Nowadays, America's Caesar is not Pres. Obama or Gov. Romney or Speaker Gingrich or any of the other challengers for the presidency. He's not even General Petraeus. He's Mark Zuckerberg, Bill Gates, Warren Buffett, or my fellow ghost, Steve Jobs. Those are the risk-takers and the titans.”
“How can you say that America is about money and not the military? Or if you're right about that, surely you're wrong about the Super Bowl. After all, don't we think of the players as warriors?”

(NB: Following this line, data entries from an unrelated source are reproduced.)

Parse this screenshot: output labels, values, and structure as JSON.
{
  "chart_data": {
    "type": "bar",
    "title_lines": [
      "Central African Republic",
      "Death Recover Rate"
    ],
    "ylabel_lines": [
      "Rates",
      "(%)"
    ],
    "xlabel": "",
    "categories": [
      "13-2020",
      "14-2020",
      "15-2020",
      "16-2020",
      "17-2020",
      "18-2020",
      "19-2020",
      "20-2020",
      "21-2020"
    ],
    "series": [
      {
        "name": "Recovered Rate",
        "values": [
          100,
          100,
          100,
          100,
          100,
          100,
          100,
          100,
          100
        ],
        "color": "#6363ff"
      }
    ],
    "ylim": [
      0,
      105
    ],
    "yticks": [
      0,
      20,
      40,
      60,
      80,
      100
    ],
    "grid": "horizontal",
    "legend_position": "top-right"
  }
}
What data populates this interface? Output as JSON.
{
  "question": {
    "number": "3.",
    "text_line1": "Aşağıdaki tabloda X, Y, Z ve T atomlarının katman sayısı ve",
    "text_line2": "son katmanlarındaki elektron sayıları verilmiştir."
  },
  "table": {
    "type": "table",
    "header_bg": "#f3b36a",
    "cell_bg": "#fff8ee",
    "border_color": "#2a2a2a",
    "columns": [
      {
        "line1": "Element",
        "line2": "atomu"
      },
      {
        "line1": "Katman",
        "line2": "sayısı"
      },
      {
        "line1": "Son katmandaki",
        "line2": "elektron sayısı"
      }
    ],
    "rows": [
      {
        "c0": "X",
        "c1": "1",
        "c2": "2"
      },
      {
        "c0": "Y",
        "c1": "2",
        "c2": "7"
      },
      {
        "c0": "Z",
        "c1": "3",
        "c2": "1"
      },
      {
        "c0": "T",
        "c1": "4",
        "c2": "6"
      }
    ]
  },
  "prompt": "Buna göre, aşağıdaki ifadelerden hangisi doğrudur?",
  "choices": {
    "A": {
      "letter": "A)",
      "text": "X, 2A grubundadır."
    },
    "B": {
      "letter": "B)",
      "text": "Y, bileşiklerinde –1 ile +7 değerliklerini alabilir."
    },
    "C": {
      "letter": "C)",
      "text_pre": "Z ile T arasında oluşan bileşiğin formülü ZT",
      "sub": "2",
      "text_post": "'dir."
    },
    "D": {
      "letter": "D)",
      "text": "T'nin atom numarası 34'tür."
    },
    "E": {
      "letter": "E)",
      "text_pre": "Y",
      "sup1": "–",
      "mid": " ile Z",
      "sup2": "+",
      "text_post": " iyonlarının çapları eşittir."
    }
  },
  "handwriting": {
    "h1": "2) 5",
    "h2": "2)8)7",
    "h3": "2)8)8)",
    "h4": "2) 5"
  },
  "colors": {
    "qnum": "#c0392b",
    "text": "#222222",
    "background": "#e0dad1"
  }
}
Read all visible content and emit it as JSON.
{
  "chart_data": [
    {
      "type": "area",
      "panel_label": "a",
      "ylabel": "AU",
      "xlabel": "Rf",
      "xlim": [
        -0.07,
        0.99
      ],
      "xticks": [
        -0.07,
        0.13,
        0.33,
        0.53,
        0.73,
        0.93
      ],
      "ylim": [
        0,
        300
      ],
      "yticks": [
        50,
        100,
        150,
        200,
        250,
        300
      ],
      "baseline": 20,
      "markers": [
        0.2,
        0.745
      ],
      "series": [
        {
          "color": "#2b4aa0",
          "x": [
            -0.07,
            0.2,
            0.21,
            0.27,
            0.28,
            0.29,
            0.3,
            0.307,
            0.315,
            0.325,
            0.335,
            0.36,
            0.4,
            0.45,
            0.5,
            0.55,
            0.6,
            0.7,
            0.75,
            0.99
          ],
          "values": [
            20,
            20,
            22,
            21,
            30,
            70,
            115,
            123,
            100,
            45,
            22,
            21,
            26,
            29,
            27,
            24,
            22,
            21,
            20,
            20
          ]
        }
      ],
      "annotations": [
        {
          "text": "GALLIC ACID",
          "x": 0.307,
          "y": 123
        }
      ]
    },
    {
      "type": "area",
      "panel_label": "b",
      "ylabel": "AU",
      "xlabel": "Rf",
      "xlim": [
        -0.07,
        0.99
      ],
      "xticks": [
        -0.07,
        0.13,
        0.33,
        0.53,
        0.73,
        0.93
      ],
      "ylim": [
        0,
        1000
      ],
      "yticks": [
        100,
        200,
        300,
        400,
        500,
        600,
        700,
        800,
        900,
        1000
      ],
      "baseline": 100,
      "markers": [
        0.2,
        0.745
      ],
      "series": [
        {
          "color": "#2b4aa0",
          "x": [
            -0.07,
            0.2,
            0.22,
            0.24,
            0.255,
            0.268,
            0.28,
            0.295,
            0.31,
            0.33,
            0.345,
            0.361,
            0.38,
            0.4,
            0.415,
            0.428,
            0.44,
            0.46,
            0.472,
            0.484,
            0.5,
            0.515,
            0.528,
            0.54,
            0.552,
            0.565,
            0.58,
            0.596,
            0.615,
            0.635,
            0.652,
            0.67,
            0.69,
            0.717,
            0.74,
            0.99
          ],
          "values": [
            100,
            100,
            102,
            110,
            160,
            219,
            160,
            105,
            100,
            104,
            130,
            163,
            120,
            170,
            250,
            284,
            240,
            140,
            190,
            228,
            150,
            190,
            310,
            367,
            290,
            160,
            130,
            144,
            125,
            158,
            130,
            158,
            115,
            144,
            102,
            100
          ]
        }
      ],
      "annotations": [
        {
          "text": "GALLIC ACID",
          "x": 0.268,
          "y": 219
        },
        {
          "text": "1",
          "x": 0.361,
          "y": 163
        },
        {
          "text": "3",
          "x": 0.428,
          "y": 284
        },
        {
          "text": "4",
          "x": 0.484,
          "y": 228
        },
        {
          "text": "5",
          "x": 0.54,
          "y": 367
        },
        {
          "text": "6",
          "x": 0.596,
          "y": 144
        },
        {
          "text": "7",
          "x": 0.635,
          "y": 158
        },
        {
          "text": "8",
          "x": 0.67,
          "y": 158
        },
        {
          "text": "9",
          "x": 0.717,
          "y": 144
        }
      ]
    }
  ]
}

“In a society that calls traveling salesman ‘road warriors,’ that doesn't mean much. Anyhow, to repeat, the Super Bowl is about the sponsors not the players. Those who are wise, understand that.
Anyhow they might play the Super Bowl im an amphitheater, but the most Roman place in America today is not a football stadium. The most Roman place in America today is not West Point or Annapolis–it’s Las Vegas.”
“I thought I saw you in Caesar's Palace, dictator!”
But with Caesar muttering something about his dignity, he turned on his heels and left.